Some precursors before the example:
- Space – A phrase isn’t a phrase if there isn’t punctuation around it. Much like a language phrase, if my blogs didn’t have periods, commas, spaces between paragraphs it’d be very hard to understand what I was trying to convey.
- Theme/Motif – What makes a phrase sound like it’s being developed is the things that stay the same throughout each development. The development can take a step forward (add more notes/vibrato/bends) or take a step backwards (take away notes/vibrato/bends) and still feel like it’s being developed, but it’s what’s the same between them that makes it so powerful.
- Rhythmic Playfulness – Another important point is that your phrase is being developed, so even tieing the same notes/techniques to your phrase can create a theme/motif, we have the freedom to start the phrase on a different beat, a different part of the beat and all around play with the rhythm as we see fit.
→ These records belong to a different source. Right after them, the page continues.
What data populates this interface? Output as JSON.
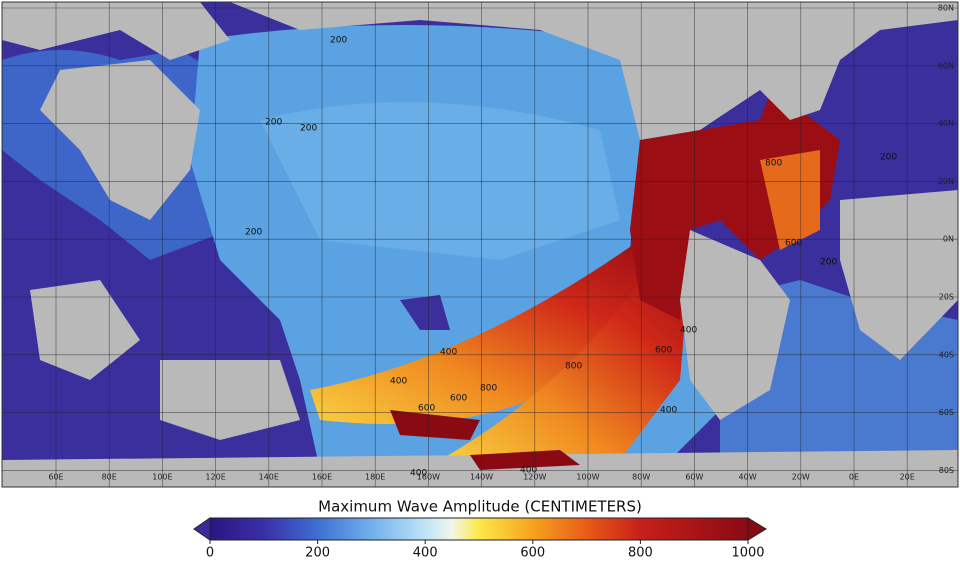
{
  "map": {
    "longitude_labels": [
      "60E",
      "80E",
      "100E",
      "120E",
      "140E",
      "160E",
      "180E",
      "160W",
      "140W",
      "120W",
      "100W",
      "80W",
      "60W",
      "40W",
      "20W",
      "0E",
      "20E"
    ],
    "latitude_labels": [
      "80N",
      "60N",
      "40N",
      "20N",
      "0N",
      "20S",
      "40S",
      "60S",
      "80S"
    ],
    "contour_labels": [
      "200",
      "200",
      "200",
      "200",
      "200",
      "400",
      "400",
      "600",
      "600",
      "800",
      "800",
      "400",
      "600",
      "400",
      "800",
      "600",
      "200",
      "400",
      "400"
    ]
  },
  "colorbar": {
    "title": "Maximum Wave Amplitude (CENTIMETERS)",
    "range": [
      0,
      1000
    ],
    "ticks": [
      0,
      200,
      400,
      600,
      800,
      1000
    ]
  }
}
An example of this would be starting with the same note/group of notes, ending with the same note/group of notes or having the middle part of your phrase having the same note/group of notes. You can also replace note/group of notes with any technique and get a similar result.
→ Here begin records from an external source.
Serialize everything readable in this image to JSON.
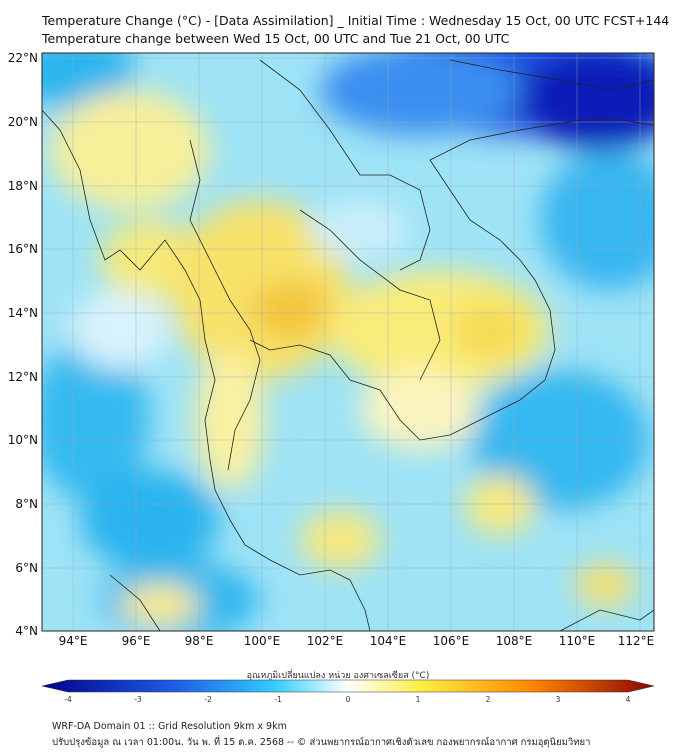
{
  "title_line1": "Temperature Change (°C) - [Data Assimilation] _ Initial Time : Wednesday 15 Oct, 00 UTC FCST+144",
  "title_line2": "Temperature change between Wed 15 Oct, 00 UTC and Tue 21 Oct, 00 UTC",
  "lat_labels": [
    "22°N",
    "20°N",
    "18°N",
    "16°N",
    "14°N",
    "12°N",
    "10°N",
    "8°N",
    "6°N",
    "4°N"
  ],
  "lon_labels": [
    "94°E",
    "96°E",
    "98°E",
    "100°E",
    "102°E",
    "104°E",
    "106°E",
    "108°E",
    "110°E",
    "112°E"
  ],
  "colorbar": {
    "label": "อุณหภูมิเปลี่ยนแปลง หน่วย องศาเซลเซียส (°C)",
    "ticks": [
      "-4",
      "-3",
      "-2",
      "-1",
      "0",
      "1",
      "2",
      "3",
      "4"
    ],
    "colors": {
      "cold": "#00008b",
      "cool": "#1e90ff",
      "cyan": "#33ccff",
      "neutral": "#ffffff",
      "warm": "#ffee44",
      "hot": "#ff8800",
      "extreme": "#8b0000"
    }
  },
  "footer_line1": "WRF-DA Domain 01 :: Grid Resolution 9km x 9km",
  "footer_line2": "ปรับปรุงข้อมูล ณ เวลา 01:00น. วัน พ. ที่ 15 ต.ค. 2568 -- © ส่วนพยากรณ์อากาศเชิงตัวเลข กองพยากรณ์อากาศ กรมอุตุนิยมวิทยา"
}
Alright, so now that we got that out of the way, here are some licks that demonstrate that (Phrase Development PDF). Between each lick is suppose to be a pause or punctuation mark and we have the freedom to play around with the rhythm of each phrase.
Licks 1 – 3
So Phrase 1 is my benchmark phrase. It’s the first one of my licks and we’re going to base everything around this one. When comparing it to Phrase #2 we see all we did was add one more 15th fret on the 2nd string before our bend. Not a drastic difference, but still a difference nonetheless.
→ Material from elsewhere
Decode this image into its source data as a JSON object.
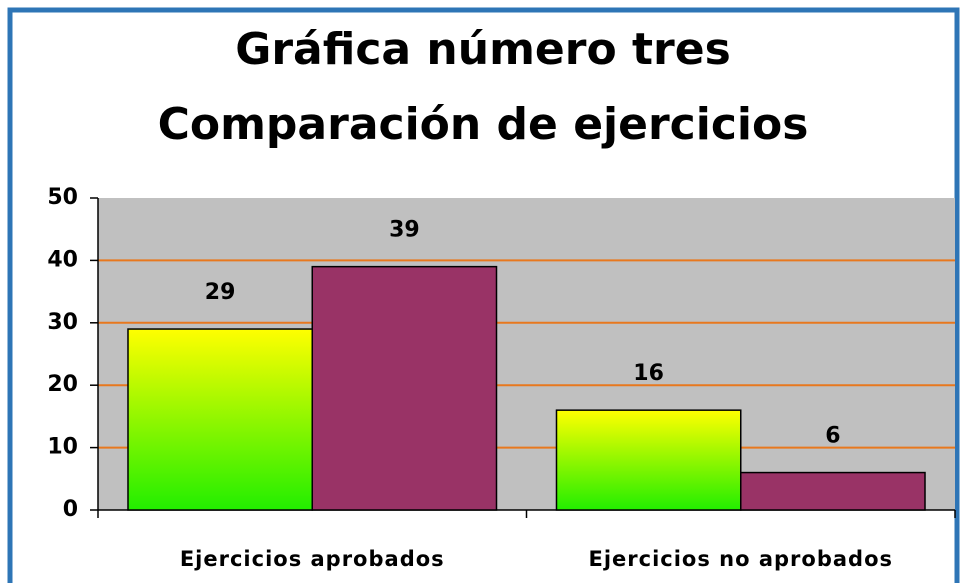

Phrase 3 – We start on the same note, but add two more notes on the first string before ending it the same as #1
*Between these 3 licks, very subtle changes have taken place but our phrase is starting to develop.
Phrases 4 & 5
Phrase 4 – Now we’re starting to see some bigger changes in the phrase. The only thing that’s consistent here is my choice of scale (the Minor Pentatonic) and the first note and the last note.
Phrase 5 – Again sticking with our consistent first note and ending the same as our initial phrase (#1) but this time we’re adding different notes on the 1st string and drawing more from our minor scale than minor pentatonic.
Phrases 6 & 7
Phrase 6 – Up until this point we’ve only stayed in our one box, now we’re starting to move around a little bit. We’re still starting and ending on the same note as the original, however.
Phrase 7 – Up until this point we’ve only stayed on the first two strings, now instead of moving to a different “box” we’re exploring different strings in our phrase. Still starting and ending in a similar fashion as our initial phrase.
Phrases 8 & 9
Phrases 8 & 9 – These phrases are taking a step back and getting reacquainted with our two string motif we’ve established early on in our phrase development. The endings of both of these are reminiscent of #2.
This last phrase is where it starts to vary quite a bit, I started to add some hammer-ons and pull offs, didn’t start the same way, but ended with the same bend I have throughout.